Impossible d'écrire sur Barbara. Ceux qui s'y sont risqués le savent. Timidement on l'approche, on l'aime. On croit la saisir, en quelques phrases, pour peu qu'elle y mette du siens, qu'elle s'y prête, plaque deux trois de ses mots comme un accord, on croit la tenir, une formule, un coup de griffe, la voici, et hop-là !... Pensez-vous ! Elle virevolte, s'échappe.

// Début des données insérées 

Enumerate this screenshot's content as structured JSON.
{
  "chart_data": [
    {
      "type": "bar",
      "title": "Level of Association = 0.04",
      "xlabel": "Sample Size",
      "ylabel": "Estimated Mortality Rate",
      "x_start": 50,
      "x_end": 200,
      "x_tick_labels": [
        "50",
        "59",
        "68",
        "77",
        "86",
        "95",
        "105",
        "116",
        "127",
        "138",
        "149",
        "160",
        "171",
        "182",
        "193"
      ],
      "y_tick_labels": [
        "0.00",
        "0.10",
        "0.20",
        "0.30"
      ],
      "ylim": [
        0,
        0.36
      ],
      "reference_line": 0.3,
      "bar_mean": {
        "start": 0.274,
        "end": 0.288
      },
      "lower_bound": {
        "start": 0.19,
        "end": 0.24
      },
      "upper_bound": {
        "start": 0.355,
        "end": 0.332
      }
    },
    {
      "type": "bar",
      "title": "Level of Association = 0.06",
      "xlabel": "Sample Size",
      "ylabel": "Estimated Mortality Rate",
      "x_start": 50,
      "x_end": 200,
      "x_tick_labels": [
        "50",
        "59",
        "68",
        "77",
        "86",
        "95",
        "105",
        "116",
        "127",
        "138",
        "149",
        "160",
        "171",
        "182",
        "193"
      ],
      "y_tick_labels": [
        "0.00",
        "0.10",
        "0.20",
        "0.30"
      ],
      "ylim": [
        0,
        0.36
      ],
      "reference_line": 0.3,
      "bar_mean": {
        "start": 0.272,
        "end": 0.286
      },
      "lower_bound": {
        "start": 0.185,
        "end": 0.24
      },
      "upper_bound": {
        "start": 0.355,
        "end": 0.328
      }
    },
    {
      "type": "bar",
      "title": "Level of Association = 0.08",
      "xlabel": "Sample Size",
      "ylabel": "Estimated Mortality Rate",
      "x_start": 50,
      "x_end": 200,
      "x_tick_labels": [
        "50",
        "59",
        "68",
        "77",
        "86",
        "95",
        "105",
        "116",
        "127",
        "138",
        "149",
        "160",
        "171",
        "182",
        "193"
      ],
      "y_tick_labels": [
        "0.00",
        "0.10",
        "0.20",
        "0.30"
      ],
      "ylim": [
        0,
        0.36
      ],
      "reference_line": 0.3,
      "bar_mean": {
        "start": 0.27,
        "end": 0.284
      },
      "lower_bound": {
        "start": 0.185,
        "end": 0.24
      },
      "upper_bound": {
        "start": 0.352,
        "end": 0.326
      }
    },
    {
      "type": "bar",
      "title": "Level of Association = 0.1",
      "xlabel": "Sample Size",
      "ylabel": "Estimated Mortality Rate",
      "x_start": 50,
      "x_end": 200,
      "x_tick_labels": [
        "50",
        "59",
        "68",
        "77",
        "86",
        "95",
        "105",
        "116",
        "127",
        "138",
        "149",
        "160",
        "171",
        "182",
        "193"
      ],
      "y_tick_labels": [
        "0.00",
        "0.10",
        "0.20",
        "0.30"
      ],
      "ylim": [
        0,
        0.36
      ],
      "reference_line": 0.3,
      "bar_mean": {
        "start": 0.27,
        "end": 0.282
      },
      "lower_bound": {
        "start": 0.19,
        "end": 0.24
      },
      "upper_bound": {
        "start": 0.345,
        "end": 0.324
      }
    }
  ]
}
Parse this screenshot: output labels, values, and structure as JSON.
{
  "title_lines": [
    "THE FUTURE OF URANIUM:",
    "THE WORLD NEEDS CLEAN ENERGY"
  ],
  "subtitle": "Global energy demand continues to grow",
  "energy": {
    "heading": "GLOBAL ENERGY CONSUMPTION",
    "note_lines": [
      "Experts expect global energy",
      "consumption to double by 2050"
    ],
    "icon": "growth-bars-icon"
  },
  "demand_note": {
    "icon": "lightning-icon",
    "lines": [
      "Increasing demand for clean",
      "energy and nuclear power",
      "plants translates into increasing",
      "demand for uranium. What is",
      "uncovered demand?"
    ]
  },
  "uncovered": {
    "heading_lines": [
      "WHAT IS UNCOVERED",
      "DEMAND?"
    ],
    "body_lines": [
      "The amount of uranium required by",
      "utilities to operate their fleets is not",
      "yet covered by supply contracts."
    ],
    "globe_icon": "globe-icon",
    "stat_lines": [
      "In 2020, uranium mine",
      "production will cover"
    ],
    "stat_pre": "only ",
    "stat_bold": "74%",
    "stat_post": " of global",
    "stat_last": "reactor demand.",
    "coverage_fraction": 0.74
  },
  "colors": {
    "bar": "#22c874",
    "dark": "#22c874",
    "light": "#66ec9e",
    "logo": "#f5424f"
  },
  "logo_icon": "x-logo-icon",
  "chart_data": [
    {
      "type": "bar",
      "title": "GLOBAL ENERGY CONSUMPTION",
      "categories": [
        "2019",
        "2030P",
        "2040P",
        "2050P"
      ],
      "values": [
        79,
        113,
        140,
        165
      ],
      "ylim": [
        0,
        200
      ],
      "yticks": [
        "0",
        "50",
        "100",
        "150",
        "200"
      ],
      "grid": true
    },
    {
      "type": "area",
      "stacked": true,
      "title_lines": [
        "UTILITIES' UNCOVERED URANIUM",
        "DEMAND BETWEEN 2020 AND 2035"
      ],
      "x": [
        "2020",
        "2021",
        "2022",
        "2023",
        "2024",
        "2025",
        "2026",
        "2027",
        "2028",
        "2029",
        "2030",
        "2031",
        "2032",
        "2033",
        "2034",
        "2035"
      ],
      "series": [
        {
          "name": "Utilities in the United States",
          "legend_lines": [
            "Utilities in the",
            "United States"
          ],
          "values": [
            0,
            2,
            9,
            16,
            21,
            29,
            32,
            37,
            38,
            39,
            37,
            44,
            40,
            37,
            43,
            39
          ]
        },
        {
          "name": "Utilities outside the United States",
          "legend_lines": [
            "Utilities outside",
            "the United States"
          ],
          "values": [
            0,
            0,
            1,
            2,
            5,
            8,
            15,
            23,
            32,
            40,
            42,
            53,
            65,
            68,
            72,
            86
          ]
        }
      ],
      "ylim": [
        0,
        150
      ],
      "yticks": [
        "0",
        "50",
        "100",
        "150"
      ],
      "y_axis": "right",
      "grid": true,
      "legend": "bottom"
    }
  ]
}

Et vient le moment où elle referme le couvercle de son piano, la porte de son jardin, adieu Berthe ! " Et dire qu'ils me croient intelligente " Ce rire. Le rire de Barbara. En aparté pour son chat ou son chien : " Ils ne serons pas déçus du voyage ! " Et la voilà partie, dans une envolée de dentelles noires, cristalline, arroser ses fleurs ou se perdre dans ses gammes. Que faire ? Des photos ? Vous n'y pensez pas, la chanteuse a horreur des photos. Elle a passé sa vie à les jeter aux orties, pour certaines, elle n'eut pas tort. Pourquoi ? Elle ne s'y reconnaît pas. Cette femme de papier, ce double figé qui la nargue ce n'est plus elle. C'était hier. Hier ne l'intéresse plus. Que ces visages qui lui ressemblent vaguement puissent intéresser les autres, elle l'admet mais ne le comprend pas. Dans la vie elle avance, oublie, jette. Et recommence tout. N'a-t-elle pas signé des milliers de photos à la sortie des théâtres ? Oui, pour faire plaisir. Sans gaîté de coeur. Elle n'a jamais été si soulagée que lorsque des paysages remplaçaient son portrait sur les pochettes de disques ! Étrange pour une star. Elle aimerait que les photos soient comme des reflets dans l'eau : un instant à peine, saisi par la mémoire puis englouti et à jamais oublié. Là-bas, là-bas, tout est plus beau, de l'autre côté du miroir... Un peintre disait à ses élèves " Quand vous dessinez un paysage, pensez à une femme et quand vous dessinez une femme ... " Dessinez Barbara ? A coup de mots, d'images, de souvenirs. Et s'il vous manque une photo, nous inventerons un paysage.